Do the ImClone shareholders who saw prices of the company stock plunge have a case against Waksal? That question is much more difficult to answer than the government would like for us to believe. First, as noted earlier, it was the government’s action against ImClone that drove down the firm’s stock price, not Waksal’s alleged warnings to friends and family. That these people--no doubt, the majority shareholders in the company--did not take the losses that other stockholders would later take does not change things.
Second, if his actions induced some shareholders to sell “early,” then that deed provided a signal to others in the market that perhaps they should sell as well. Had he waited until the information had hit the street, he could not have provided any service to anyone. That may sound harsh, but people who decide to get into the stock market also should understand that they are bearing the appropriate risk.
At best, other shareholders might have a dubious case against Waksal (although in this litigious age, what once was dubious now results in some people being able to plunder others). Even if he did the things the government alleges, he is no criminal, if one uses the historical and universal definitions of what a crime is.
Such moral niceties, unfortunately, will not deter the ambitious career prosecutors who are now on the case. Just as Michael Milken and Leona Helmsley were wonderful trophies in the case of the wickedly ambitious Rudy Guiliani, no doubt the present set of U.S. attorneys pursuing this case want Waksal--and maybe Martha Stewart--in their trophy cases as well.

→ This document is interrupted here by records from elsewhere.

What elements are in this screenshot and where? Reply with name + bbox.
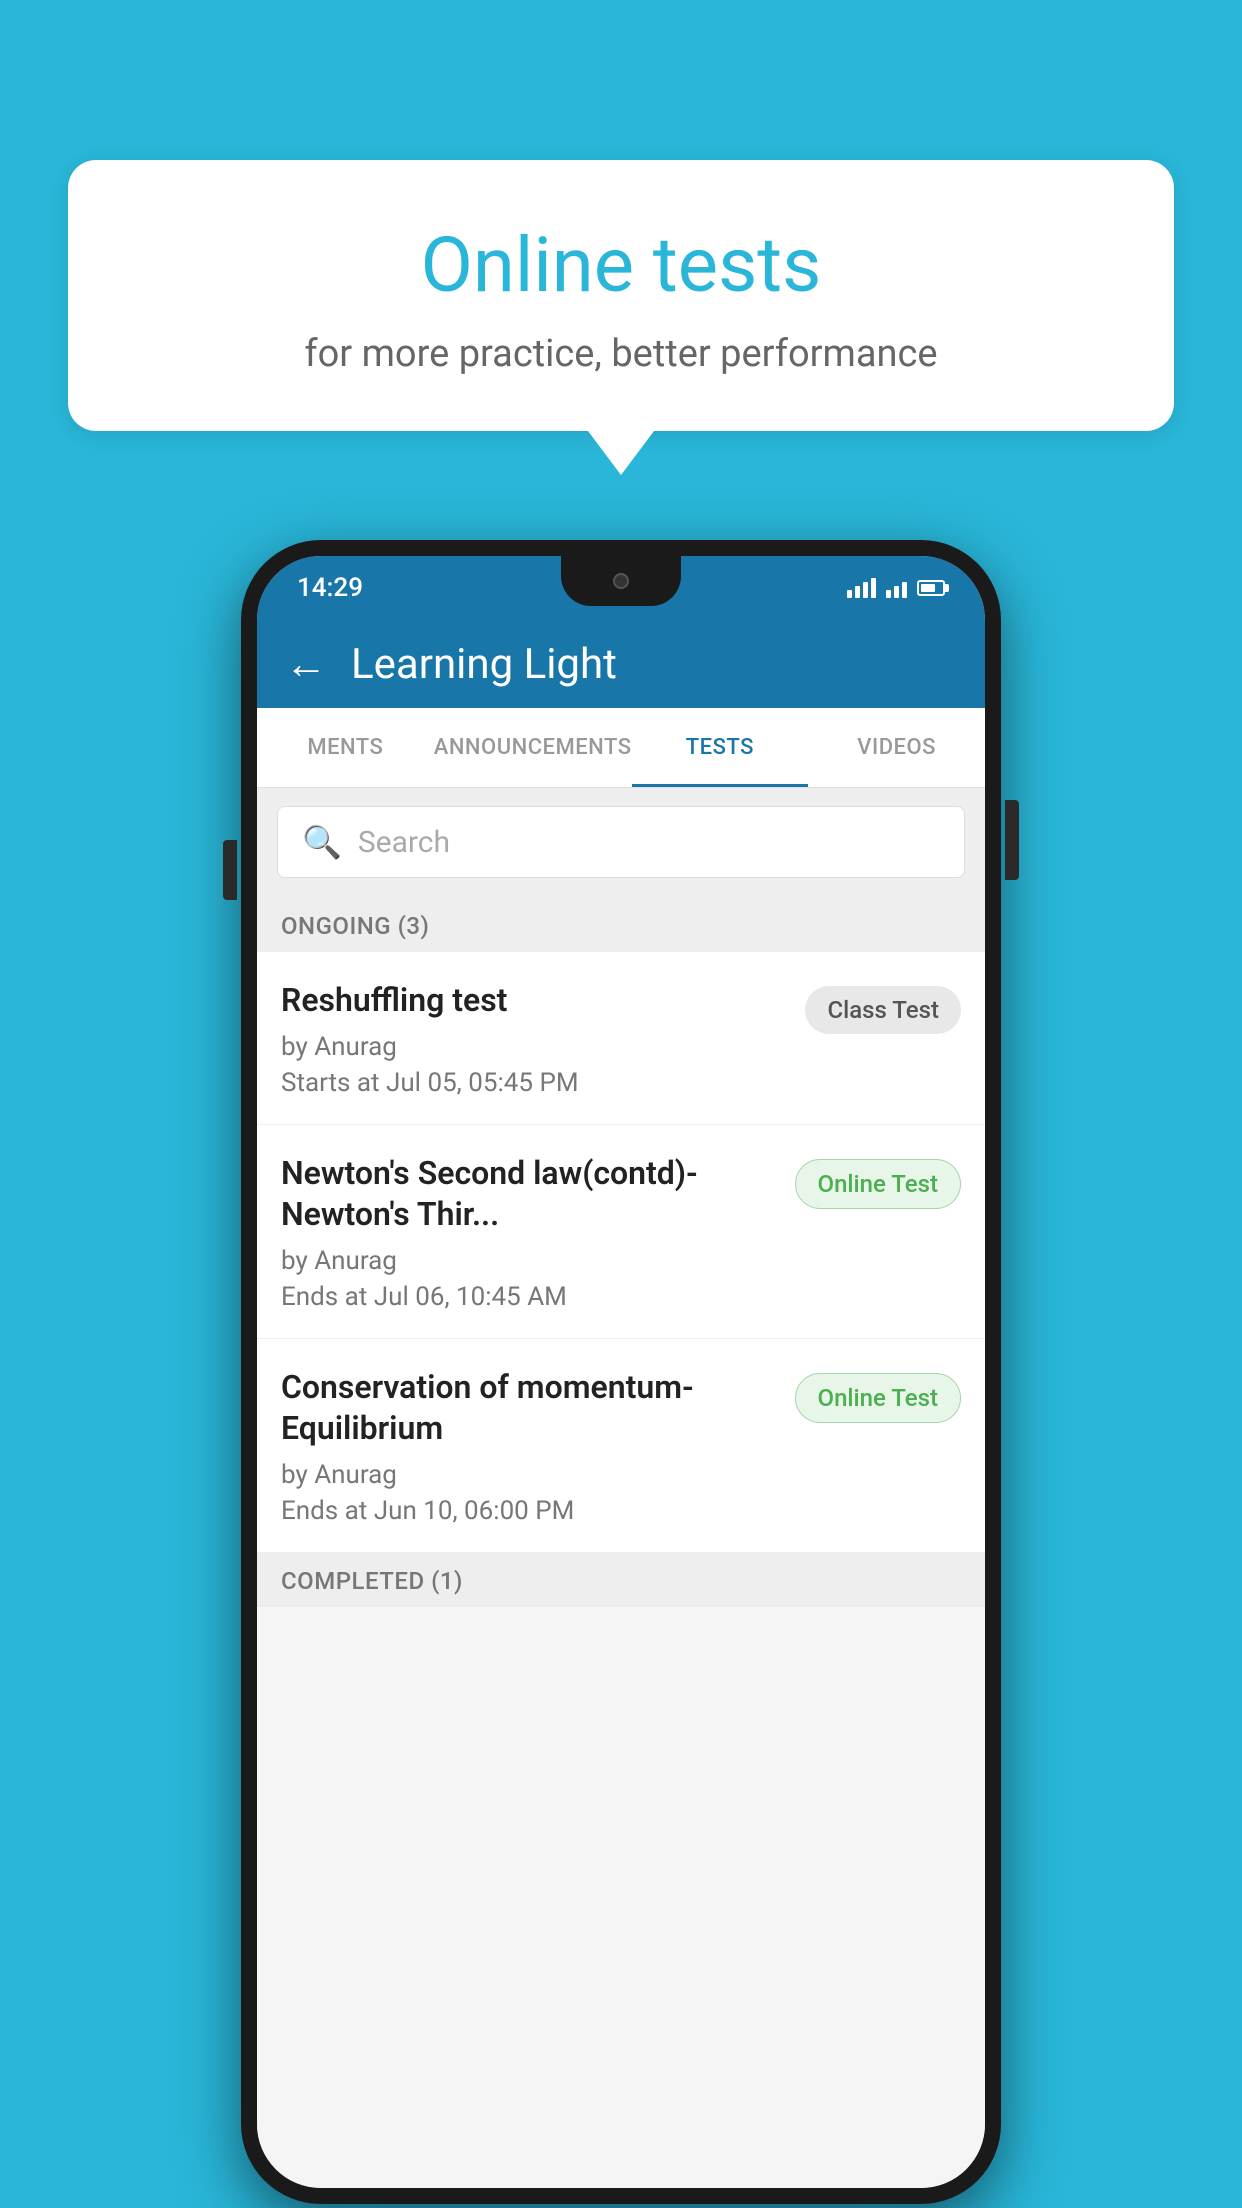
status-time: 14:29 <box>297 573 363 603</box>
test-item-reshuffling[interactable]: Reshuffling test by Anurag Starts at Jul… <box>257 952 985 1125</box>
tab-bar: MENTS ANNOUNCEMENTS TESTS VIDEOS <box>257 708 985 788</box>
wifi-icon <box>847 578 876 598</box>
status-bar: 14:29 <box>257 556 985 620</box>
tab-tests[interactable]: TESTS <box>632 708 809 787</box>
test-badge-3: Online Test <box>795 1373 961 1423</box>
content-area: 🔍 Search ONGOING (3) Reshuffling test by… <box>257 788 985 2188</box>
test-by-3: by Anurag <box>281 1460 775 1490</box>
completed-section-header: COMPLETED (1) <box>257 1553 985 1607</box>
phone-notch <box>561 556 681 606</box>
status-icons <box>847 578 945 598</box>
promo-bubble: Online tests for more practice, better p… <box>68 160 1174 431</box>
phone-device: 14:29 <box>241 540 1001 2204</box>
search-container: 🔍 Search <box>257 788 985 896</box>
test-item-content-3: Conservation of momentum-Equilibrium by … <box>281 1367 775 1526</box>
search-bar[interactable]: 🔍 Search <box>277 806 965 878</box>
tab-ments[interactable]: MENTS <box>257 708 434 787</box>
back-button[interactable]: ← <box>285 640 327 689</box>
phone-outer-frame: 14:29 <box>241 540 1001 2204</box>
test-name-1: Reshuffling test <box>281 980 785 1022</box>
test-item-content-2: Newton's Second law(contd)-Newton's Thir… <box>281 1153 775 1312</box>
test-item-content-1: Reshuffling test by Anurag Starts at Jul… <box>281 980 785 1098</box>
test-list: Reshuffling test by Anurag Starts at Jul… <box>257 952 985 1553</box>
test-by-1: by Anurag <box>281 1032 785 1062</box>
search-icon: 🔍 <box>302 823 342 861</box>
app-bar-title: Learning Light <box>351 640 617 689</box>
test-badge-2: Online Test <box>795 1159 961 1209</box>
battery-icon <box>917 580 945 596</box>
test-date-1: Starts at Jul 05, 05:45 PM <box>281 1068 785 1098</box>
camera-icon <box>613 573 629 589</box>
test-date-2: Ends at Jul 06, 10:45 AM <box>281 1282 775 1312</box>
ongoing-section-header: ONGOING (3) <box>257 896 985 952</box>
search-input[interactable]: Search <box>358 825 450 860</box>
completed-section-title: COMPLETED (1) <box>281 1567 463 1595</box>
phone-screen: 14:29 <box>257 556 985 2188</box>
tab-videos[interactable]: VIDEOS <box>808 708 985 787</box>
tab-announcements[interactable]: ANNOUNCEMENTS <box>434 708 632 787</box>
test-by-2: by Anurag <box>281 1246 775 1276</box>
test-item-conservation[interactable]: Conservation of momentum-Equilibrium by … <box>257 1339 985 1553</box>
test-badge-1: Class Test <box>805 986 961 1034</box>
test-name-3: Conservation of momentum-Equilibrium <box>281 1367 775 1450</box>
bubble-title: Online tests <box>118 220 1124 310</box>
ongoing-section-title: ONGOING (3) <box>281 912 429 940</box>
bubble-subtitle: for more practice, better performance <box>118 332 1124 376</box>
test-date-3: Ends at Jun 10, 06:00 PM <box>281 1496 775 1526</box>
test-item-newton[interactable]: Newton's Second law(contd)-Newton's Thir… <box>257 1125 985 1339</box>
test-name-2: Newton's Second law(contd)-Newton's Thir… <box>281 1153 775 1236</box>
signal-icon <box>886 578 907 598</box>
app-bar: ← Learning Light <box>257 620 985 708</box>
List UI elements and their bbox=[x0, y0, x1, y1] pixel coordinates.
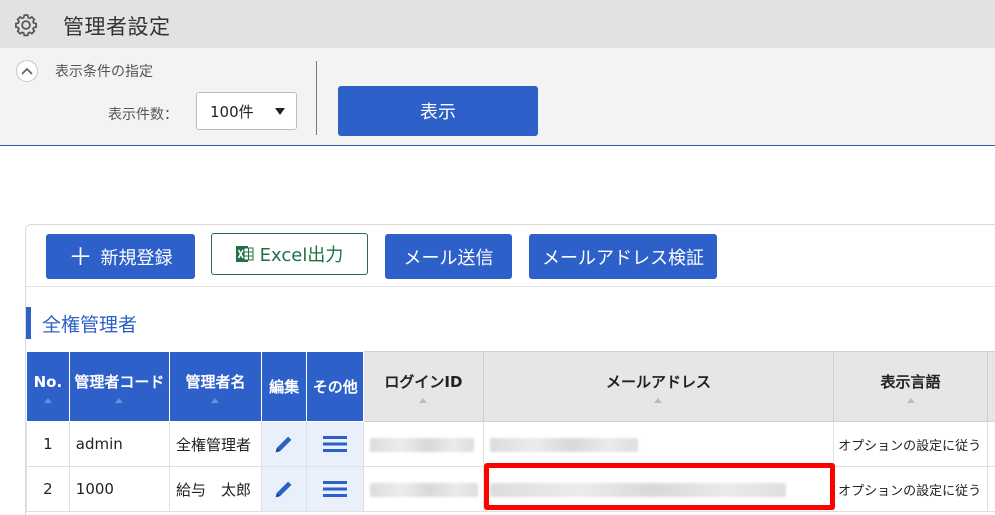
content-card: ＋ 新規登録 Excel出力 メール送信 メールアドレス検証 全権管理者 No.… bbox=[25, 224, 995, 515]
collapse-filter-button[interactable] bbox=[16, 60, 38, 82]
table-header-row: No. 管理者コード 管理者名 編集 その他 ログインID メールアドレス 表示… bbox=[26, 351, 995, 422]
header-no[interactable]: No. bbox=[26, 351, 70, 422]
pencil-icon[interactable] bbox=[273, 433, 295, 455]
gear-icon bbox=[15, 14, 37, 37]
send-mail-button[interactable]: メール送信 bbox=[385, 234, 512, 279]
plus-icon: ＋ bbox=[68, 242, 93, 271]
cell-extra bbox=[987, 421, 995, 467]
sort-icon bbox=[43, 398, 52, 403]
sort-icon bbox=[906, 398, 915, 403]
sort-icon bbox=[115, 398, 124, 403]
excel-export-label: Excel出力 bbox=[259, 245, 344, 266]
menu-icon[interactable] bbox=[323, 480, 348, 498]
section-title: 全権管理者 bbox=[26, 307, 137, 339]
sort-icon bbox=[211, 398, 220, 403]
header-extra bbox=[987, 351, 995, 422]
count-select[interactable]: 100件 bbox=[196, 92, 297, 130]
cell-display-language: オプションの設定に従う bbox=[833, 466, 988, 512]
table-row: 1 admin 全権管理者 オプションの設定に従う bbox=[26, 421, 995, 467]
cell-login-id-blurred bbox=[362, 421, 484, 467]
divider bbox=[316, 61, 317, 135]
edit-cell[interactable] bbox=[260, 421, 308, 467]
cell-no: 1 bbox=[26, 421, 70, 467]
excel-export-button[interactable]: Excel出力 bbox=[211, 233, 368, 275]
cell-admin-name: 全権管理者 bbox=[169, 421, 262, 467]
show-button[interactable]: 表示 bbox=[338, 86, 538, 136]
excel-icon bbox=[235, 246, 254, 262]
verify-email-button[interactable]: メールアドレス検証 bbox=[529, 234, 717, 279]
cell-admin-code: 1000 bbox=[68, 466, 171, 512]
cell-email-blurred bbox=[482, 421, 835, 467]
new-register-label: 新規登録 bbox=[100, 247, 173, 269]
sort-icon bbox=[654, 398, 663, 403]
count-select-value: 100件 bbox=[210, 102, 254, 121]
filter-panel: 表示条件の指定 表示件数： 100件 表示 bbox=[0, 48, 995, 146]
edit-cell[interactable] bbox=[260, 466, 308, 512]
cell-no: 2 bbox=[26, 466, 70, 512]
caret-down-icon bbox=[275, 108, 285, 115]
header-email[interactable]: メールアドレス bbox=[482, 351, 835, 422]
cell-admin-name: 給与 太郎 bbox=[169, 466, 262, 512]
cell-display-language: オプションの設定に従う bbox=[833, 421, 988, 467]
header-other: その他 bbox=[306, 351, 364, 422]
menu-icon[interactable] bbox=[323, 435, 348, 453]
page-title: 管理者設定 bbox=[63, 15, 171, 39]
count-label: 表示件数： bbox=[108, 107, 178, 123]
header-display-language[interactable]: 表示言語 bbox=[833, 351, 988, 422]
toolbar: ＋ 新規登録 Excel出力 メール送信 メールアドレス検証 bbox=[26, 225, 995, 287]
header-admin-name[interactable]: 管理者名 bbox=[169, 351, 262, 422]
cell-login-id-blurred bbox=[362, 466, 484, 512]
filter-heading: 表示条件の指定 bbox=[55, 64, 153, 80]
header-admin-code[interactable]: 管理者コード bbox=[68, 351, 171, 422]
cell-admin-code: admin bbox=[68, 421, 171, 467]
cell-email-blurred bbox=[482, 466, 835, 512]
table-row: 2 1000 給与 太郎 オプションの設定に従う bbox=[26, 466, 995, 512]
header-edit: 編集 bbox=[260, 351, 308, 422]
sort-icon bbox=[419, 398, 428, 403]
other-cell[interactable] bbox=[306, 466, 364, 512]
new-register-button[interactable]: ＋ 新規登録 bbox=[46, 234, 195, 279]
admin-table: No. 管理者コード 管理者名 編集 その他 ログインID メールアドレス 表示… bbox=[26, 351, 995, 512]
chevron-up-icon bbox=[21, 67, 33, 75]
cell-extra bbox=[987, 466, 995, 512]
title-bar: 管理者設定 bbox=[0, 0, 995, 48]
header-login-id[interactable]: ログインID bbox=[362, 351, 484, 422]
pencil-icon[interactable] bbox=[273, 478, 295, 500]
other-cell[interactable] bbox=[306, 421, 364, 467]
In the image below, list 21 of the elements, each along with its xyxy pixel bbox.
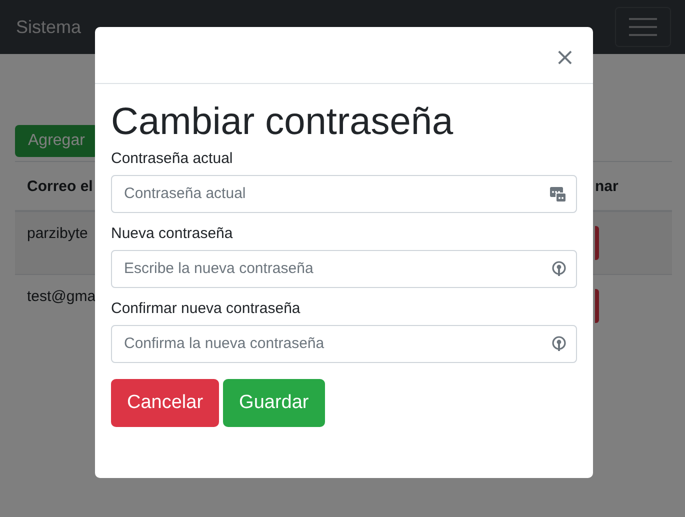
- password-field[interactable]: Confirma la nueva contraseña: [111, 324, 577, 363]
- column-header: Correo el: [27, 178, 93, 194]
- table-cell-text: test@gma: [27, 287, 96, 305]
- field-label: Contraseña actual: [111, 150, 234, 167]
- add-button[interactable]: Agregar: [15, 125, 98, 157]
- password-field[interactable]: Escribe la nueva contraseña: [111, 250, 577, 288]
- delete-button[interactable]: [595, 289, 599, 323]
- password-field[interactable]: Contraseña actual: [111, 174, 577, 213]
- modal-title: Cambiar contraseña: [111, 102, 454, 144]
- save-button[interactable]: Guardar: [223, 378, 325, 427]
- table-cell-text: parzibyte: [27, 224, 88, 242]
- close-button[interactable]: ×: [552, 45, 577, 69]
- delete-button[interactable]: [595, 226, 599, 260]
- keypad-icon[interactable]: [550, 186, 566, 202]
- key-circle-icon[interactable]: [552, 336, 566, 352]
- key-circle-icon[interactable]: [552, 260, 566, 277]
- column-header: nar: [595, 178, 620, 194]
- cancel-button[interactable]: Cancelar: [111, 378, 220, 427]
- brand-title[interactable]: Sistema: [16, 16, 82, 38]
- field-label: Nueva contraseña: [111, 224, 234, 242]
- field-label: Confirmar nueva contraseña: [111, 300, 302, 317]
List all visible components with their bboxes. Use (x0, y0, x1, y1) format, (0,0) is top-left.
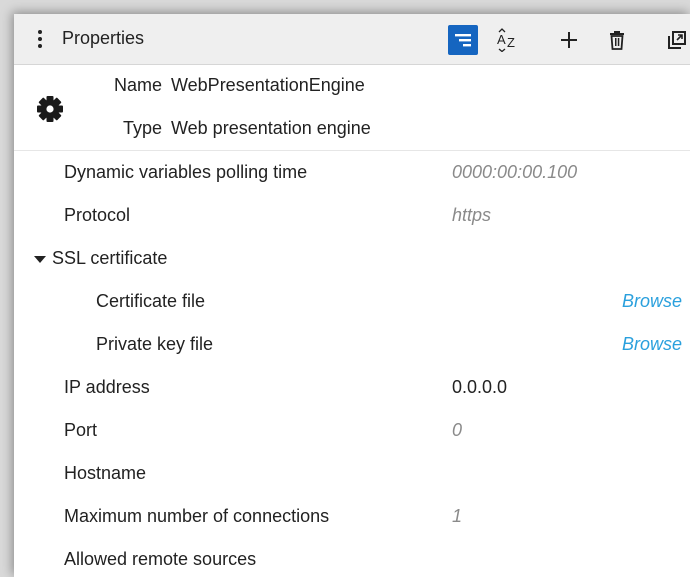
property-row-port[interactable]: Port 0 (14, 409, 690, 452)
svg-text:Z: Z (507, 35, 515, 50)
property-row-allowed-remote-sources[interactable]: Allowed remote sources (14, 538, 690, 577)
sort-az-icon: A Z (497, 28, 515, 52)
property-label: IP address (64, 377, 150, 397)
property-value[interactable]: 0 (452, 420, 462, 441)
browse-certificate-link[interactable]: Browse (622, 291, 682, 312)
more-options-icon[interactable] (38, 30, 42, 48)
expand-caret-icon[interactable] (34, 256, 46, 263)
property-value[interactable]: https (452, 205, 491, 226)
name-value: WebPresentationEngine (171, 75, 365, 95)
panel-title: Properties (62, 28, 145, 48)
property-grid: Dynamic variables polling time 0000:00:0… (14, 151, 690, 577)
property-value[interactable]: 0000:00:00.100 (452, 162, 577, 183)
add-icon (561, 32, 577, 48)
property-label: Allowed remote sources (64, 549, 257, 569)
name-label: Name (113, 75, 162, 95)
property-row-hostname[interactable]: Hostname (14, 452, 690, 495)
property-label: Certificate file (96, 291, 206, 311)
categorized-view-icon (455, 34, 471, 47)
pop-out-icon (668, 31, 686, 49)
property-value[interactable]: 0.0.0.0 (452, 377, 507, 398)
property-label: Port (64, 420, 98, 440)
type-value: Web presentation engine (171, 118, 371, 138)
delete-icon (610, 31, 624, 50)
property-label: Private key file (96, 334, 214, 354)
property-group-label: SSL certificate (52, 248, 168, 268)
browse-private-key-link[interactable]: Browse (622, 334, 682, 355)
properties-panel: Properties A Z Name WebPresentationEngin… (14, 14, 690, 577)
add-button[interactable] (554, 25, 584, 55)
property-row-polling-time[interactable]: Dynamic variables polling time 0000:00:0… (14, 151, 690, 194)
property-label: Maximum number of connections (64, 506, 330, 526)
property-row-certificate-file[interactable]: Certificate file Browse (14, 280, 690, 323)
gear-icon (37, 96, 63, 122)
svg-text:A: A (497, 32, 506, 47)
property-row-protocol[interactable]: Protocol https (14, 194, 690, 237)
property-row-private-key-file[interactable]: Private key file Browse (14, 323, 690, 366)
type-label: Type (122, 118, 162, 138)
property-row-max-connections[interactable]: Maximum number of connections 1 (14, 495, 690, 538)
categorized-view-button[interactable] (448, 25, 478, 55)
sort-az-button[interactable]: A Z (492, 25, 522, 55)
panel-header: Properties A Z (14, 14, 690, 65)
object-info: Name WebPresentationEngine Type Web pres… (14, 65, 690, 151)
property-group-ssl-certificate[interactable]: SSL certificate (14, 237, 690, 280)
property-value[interactable]: 1 (452, 506, 462, 527)
property-label: Hostname (64, 463, 147, 483)
property-label: Dynamic variables polling time (64, 162, 308, 182)
pop-out-button[interactable] (662, 25, 690, 55)
property-row-ip-address[interactable]: IP address 0.0.0.0 (14, 366, 690, 409)
delete-button[interactable] (602, 25, 632, 55)
property-label: Protocol (64, 205, 131, 225)
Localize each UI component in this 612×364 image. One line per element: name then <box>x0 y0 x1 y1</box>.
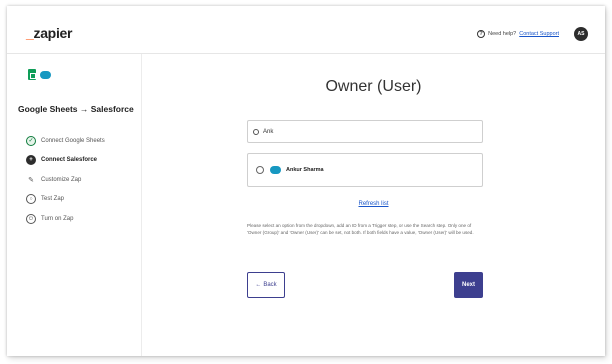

Giuliani was able to parlay his “innovative” prosecutions of Milken and Helmsley into fame and fortune, and Joel Klein, who led the government’s case against Microsoft, was able to parlay his acts of destruction against the NASDAQ companies into an antitrust attorney’s job that pays him millions of dollars a year. Janet Reno might be able to turn the Waco massacre into a job as governor of Florida.
Unfortunately, there is no check upon the behavior of rogue prosecutors like Giuliani. The mainstream news media always respond positively to stories that permit them to demonize some people on the basis of sheer envy. Congress passes inane laws like insider-trading statutes, and the president signs these monstrosities into law, then sends his own goon squads to enforce them. No one sees that, in the final analysis, envy not only is bad; it is downright destructive.